Strategies and Challenges to Myocardial Replacement Therapy

Abstract

Cardiovascular diseases account for the majority of deaths globally and are a significant drain on economic resources. Although heart transplants and left-ventricle assist devices are the solution for some, the best chance for many patients who suffer because of a myocardial infarction, heart failure, or a congenital heart disease may be cell-based regenerative therapies. Such therapies can be divided into two categories: the application of a cell suspension and the implantation of an in vitro engineered tissue construct to the damaged area of the heart. Both strategies have their advantages and challenges, and in this review, we discuss the current state of the art in myocardial regeneration, the challenges to success, and the future direction of the field.

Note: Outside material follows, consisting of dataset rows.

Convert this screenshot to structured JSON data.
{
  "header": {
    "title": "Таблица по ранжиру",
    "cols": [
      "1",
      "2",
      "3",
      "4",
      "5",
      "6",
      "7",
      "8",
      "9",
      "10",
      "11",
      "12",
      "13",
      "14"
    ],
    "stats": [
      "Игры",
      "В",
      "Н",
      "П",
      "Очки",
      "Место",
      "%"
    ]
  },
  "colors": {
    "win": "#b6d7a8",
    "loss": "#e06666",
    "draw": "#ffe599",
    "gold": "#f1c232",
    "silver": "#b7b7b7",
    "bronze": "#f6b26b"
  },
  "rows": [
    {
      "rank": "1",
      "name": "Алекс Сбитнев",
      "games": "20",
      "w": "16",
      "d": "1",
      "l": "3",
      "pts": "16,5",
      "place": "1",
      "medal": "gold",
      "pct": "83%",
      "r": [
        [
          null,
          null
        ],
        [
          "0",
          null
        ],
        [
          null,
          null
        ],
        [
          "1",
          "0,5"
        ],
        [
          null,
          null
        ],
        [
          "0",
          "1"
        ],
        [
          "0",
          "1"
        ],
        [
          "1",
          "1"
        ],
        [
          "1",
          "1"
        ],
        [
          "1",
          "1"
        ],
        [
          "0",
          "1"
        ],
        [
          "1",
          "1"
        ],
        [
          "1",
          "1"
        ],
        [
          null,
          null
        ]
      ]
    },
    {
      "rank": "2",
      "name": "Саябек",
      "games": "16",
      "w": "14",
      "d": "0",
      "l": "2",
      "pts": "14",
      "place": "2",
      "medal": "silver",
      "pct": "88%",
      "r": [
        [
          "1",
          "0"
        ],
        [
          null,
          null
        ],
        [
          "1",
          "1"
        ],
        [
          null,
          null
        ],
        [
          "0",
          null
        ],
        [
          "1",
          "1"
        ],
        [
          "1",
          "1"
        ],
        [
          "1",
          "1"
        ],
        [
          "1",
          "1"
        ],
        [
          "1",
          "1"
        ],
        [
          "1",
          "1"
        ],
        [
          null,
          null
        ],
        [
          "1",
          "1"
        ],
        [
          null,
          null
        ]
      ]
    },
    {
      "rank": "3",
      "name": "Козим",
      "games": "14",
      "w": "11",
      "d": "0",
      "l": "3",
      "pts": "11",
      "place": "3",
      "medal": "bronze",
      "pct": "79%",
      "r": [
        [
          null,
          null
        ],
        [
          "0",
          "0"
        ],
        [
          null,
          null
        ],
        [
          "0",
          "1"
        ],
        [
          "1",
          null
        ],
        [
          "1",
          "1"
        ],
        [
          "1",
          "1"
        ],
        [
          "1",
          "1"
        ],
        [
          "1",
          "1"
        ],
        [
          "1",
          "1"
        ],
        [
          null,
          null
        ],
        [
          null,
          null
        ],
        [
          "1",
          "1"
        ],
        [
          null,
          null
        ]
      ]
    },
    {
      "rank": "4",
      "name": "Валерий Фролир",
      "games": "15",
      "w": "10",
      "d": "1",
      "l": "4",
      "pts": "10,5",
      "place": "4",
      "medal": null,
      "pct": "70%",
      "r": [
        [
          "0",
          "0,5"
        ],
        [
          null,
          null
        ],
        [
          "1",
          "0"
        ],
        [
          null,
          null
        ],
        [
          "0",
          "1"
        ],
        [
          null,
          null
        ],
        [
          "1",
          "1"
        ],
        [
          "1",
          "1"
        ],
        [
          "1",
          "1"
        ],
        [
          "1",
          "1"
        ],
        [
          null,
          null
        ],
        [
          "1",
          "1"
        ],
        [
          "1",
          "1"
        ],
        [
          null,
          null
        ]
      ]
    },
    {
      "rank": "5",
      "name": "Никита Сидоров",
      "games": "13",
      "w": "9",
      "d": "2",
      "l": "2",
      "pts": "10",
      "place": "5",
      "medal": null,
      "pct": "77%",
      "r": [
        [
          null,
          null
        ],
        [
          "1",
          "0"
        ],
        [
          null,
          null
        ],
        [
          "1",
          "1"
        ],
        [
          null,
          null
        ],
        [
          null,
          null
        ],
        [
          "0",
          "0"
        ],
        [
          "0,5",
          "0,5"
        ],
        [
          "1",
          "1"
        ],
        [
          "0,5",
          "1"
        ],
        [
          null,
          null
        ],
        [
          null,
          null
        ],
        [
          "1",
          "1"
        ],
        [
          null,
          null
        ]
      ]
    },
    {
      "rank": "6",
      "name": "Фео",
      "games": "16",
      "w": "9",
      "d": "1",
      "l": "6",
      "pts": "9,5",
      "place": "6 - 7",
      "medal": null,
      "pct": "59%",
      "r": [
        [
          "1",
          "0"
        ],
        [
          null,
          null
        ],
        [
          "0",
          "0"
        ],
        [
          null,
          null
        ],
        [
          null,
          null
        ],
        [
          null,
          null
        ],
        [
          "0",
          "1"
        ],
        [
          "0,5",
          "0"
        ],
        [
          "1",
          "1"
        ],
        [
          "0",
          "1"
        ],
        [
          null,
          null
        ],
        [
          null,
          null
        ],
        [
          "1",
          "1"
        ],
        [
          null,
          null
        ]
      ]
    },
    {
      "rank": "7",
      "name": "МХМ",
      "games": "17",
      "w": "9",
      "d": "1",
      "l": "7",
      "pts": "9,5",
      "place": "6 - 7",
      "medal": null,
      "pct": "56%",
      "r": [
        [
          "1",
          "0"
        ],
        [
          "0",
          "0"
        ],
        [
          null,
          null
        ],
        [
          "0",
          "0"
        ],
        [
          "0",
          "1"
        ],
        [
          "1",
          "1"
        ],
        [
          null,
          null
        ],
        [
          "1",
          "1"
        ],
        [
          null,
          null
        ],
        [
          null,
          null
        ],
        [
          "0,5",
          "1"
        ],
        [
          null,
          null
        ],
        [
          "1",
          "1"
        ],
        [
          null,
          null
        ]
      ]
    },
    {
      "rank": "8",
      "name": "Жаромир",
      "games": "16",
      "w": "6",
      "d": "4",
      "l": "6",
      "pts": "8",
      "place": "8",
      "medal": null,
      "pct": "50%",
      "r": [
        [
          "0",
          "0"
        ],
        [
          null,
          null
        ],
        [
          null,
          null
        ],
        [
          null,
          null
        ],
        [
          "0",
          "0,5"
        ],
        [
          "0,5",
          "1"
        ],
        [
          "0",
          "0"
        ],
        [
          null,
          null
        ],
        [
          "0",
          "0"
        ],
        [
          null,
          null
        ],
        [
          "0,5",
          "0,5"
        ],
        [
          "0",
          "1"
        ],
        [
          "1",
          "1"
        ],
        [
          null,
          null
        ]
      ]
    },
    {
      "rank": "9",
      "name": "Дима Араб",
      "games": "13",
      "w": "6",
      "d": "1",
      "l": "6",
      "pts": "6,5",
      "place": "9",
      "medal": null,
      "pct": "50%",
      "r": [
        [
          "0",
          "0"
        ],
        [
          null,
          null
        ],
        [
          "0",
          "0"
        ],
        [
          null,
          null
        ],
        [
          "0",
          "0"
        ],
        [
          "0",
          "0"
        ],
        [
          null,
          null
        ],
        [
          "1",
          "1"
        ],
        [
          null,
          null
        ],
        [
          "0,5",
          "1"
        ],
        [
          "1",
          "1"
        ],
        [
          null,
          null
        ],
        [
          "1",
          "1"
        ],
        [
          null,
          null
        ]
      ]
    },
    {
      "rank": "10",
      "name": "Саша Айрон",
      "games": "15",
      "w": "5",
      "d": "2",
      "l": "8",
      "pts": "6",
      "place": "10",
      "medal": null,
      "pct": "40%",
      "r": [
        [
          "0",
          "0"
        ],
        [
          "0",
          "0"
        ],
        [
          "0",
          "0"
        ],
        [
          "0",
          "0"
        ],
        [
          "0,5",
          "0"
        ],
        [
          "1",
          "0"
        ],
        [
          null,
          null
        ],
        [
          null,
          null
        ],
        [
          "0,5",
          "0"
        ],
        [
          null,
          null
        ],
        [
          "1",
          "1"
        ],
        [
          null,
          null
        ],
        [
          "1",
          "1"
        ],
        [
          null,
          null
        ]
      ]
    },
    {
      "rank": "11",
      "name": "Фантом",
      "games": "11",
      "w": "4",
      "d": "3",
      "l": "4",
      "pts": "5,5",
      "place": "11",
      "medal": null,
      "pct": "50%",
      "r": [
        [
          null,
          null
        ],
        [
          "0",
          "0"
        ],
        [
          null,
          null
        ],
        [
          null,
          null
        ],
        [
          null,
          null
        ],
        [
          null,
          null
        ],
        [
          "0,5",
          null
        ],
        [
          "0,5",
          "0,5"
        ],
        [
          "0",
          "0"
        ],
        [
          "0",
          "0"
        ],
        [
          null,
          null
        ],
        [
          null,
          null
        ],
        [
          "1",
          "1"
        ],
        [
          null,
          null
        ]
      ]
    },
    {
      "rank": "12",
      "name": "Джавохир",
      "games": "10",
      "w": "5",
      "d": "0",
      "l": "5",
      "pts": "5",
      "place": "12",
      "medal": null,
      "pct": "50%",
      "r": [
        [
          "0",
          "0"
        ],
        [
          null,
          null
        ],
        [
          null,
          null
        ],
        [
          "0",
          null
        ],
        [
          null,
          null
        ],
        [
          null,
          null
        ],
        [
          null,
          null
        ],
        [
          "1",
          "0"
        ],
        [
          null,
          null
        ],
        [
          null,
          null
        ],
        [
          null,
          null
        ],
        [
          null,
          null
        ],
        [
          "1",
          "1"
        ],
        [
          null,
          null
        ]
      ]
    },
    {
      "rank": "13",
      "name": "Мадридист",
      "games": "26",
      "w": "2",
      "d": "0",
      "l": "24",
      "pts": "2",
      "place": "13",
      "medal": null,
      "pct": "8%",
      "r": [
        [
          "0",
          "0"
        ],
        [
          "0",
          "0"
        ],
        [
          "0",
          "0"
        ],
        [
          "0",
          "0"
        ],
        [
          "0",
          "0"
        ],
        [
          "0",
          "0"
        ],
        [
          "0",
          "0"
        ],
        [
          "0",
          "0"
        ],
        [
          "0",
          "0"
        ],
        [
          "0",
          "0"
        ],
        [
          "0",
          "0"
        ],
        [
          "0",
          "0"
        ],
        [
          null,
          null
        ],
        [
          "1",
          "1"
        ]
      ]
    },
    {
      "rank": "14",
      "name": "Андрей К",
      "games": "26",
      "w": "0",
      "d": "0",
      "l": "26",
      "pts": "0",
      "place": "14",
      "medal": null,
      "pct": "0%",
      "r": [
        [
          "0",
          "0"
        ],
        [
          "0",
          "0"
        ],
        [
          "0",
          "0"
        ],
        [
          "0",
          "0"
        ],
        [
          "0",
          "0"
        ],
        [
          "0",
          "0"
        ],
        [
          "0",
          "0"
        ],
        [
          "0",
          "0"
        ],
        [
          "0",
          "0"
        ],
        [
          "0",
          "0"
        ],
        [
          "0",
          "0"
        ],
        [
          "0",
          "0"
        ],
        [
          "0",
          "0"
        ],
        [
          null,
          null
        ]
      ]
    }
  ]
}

Significance: This article outlines the advantages and limitations of the cell injection and patch approaches to cardiac regenerative therapy. If the field is to move forward, some fundamental questions require answers, including the limitations to the use of animal models for human cell-transplantation studies; the best way to measure success in terms of functional improvements, histological integration, electrical coupling, and arrhythmias; and where the cells should be applied for maximal benefit-the epicardium or the myocardium.

Figure 1.

Host-graft electrical coupling in animal hearts transplanted with hESC-CMs. (A): Rat. (Aa): Merged image indicating location of fluorescently labeled graft. (Ab): Electrical activation mapping at 4 Hz (240 bpm) shows slight conduction delay at graft site. (Ac–Ad): Isochronal electrical activation maps without (Ac) and with (Ad) fluorescent image overlay to indicate graft location. Maps show the interval (in ms) between the stimulus pulse and the local fluorescence increase. A slight conduction delay is evident at the graft site. Reproduced from [61] with permission. (B): Guinea pig. (Ba): Calcium mapping of a cryoinjured heart at 3 Hz (180 bpm). Top: Traces of fluorescent intensity versus time for grafts located in the border zone (1, blue) or cryoinjury zone (2, red) relative to host ECG (black) indicate coupling. Bottom: Calcium isochronal activation map showing the interval (in ms) between the stimulus pulse and the local fluorescence increase. Graft in border zone (1) shows uniform rapid activation, whereas graft in cryoinjury zone (2) shows gradual activation from edge to edge. (Bb): Calcium mapping of uninjured heart at 3 Hz (180 bpm). Top: Trace of fluorescent intensity versus time for graft relative to host ECG indicates coupling. Bottom: Calcium isochronal activation map for graft shows rapid uniform activation. Reproduced from [62] with permission. (C): Pig. (Ca, Cb): Electrical activation maps of the junctional (left) and new ventricular ectopic (right) rhythms shown from the anteroposterior (Ca) and left lateral (Cb) view. These images show that the earliest electrical activation (red) during the junctional rhythm was shifted to the graft area during the ventricular ectopic rhythm. Reproduced from [64] with permission. (D): Nonhuman primate. (Da): Heart diagram denoting regions shown in (Db–Dd). (Db): Image of fluorescently labeled graft sites denoted by the red and blue rectangles. (Dc): Graft during diastole. (Dd): Graft during systole. (De–Dh): Calcium mapping at different rates for the graft sites indicated in (Db). Traces of fluorescence intensity versus time relative to host ECG indicate coupling. Reproduced from [6] with permission. Abbreviations: AU, arbitrary units; Fl, fluorescence.

Figure 2.

Cardiac regenerative therapy options. (A): The wall of each heart chamber is comprised of three layers: endocardium, myocardium, and epicardium. Reproduced from [92] with permission. (B): Various injection locations for cardiac cell injection therapy. (C): Various cardiac patch strategies and epicardial patch placement. (B, C): Reproduced from [93] with permission. Abbreviations: AV, aortic valve, MV, mitral valve, PV, pulmonary valve, TV, tricuspid valve.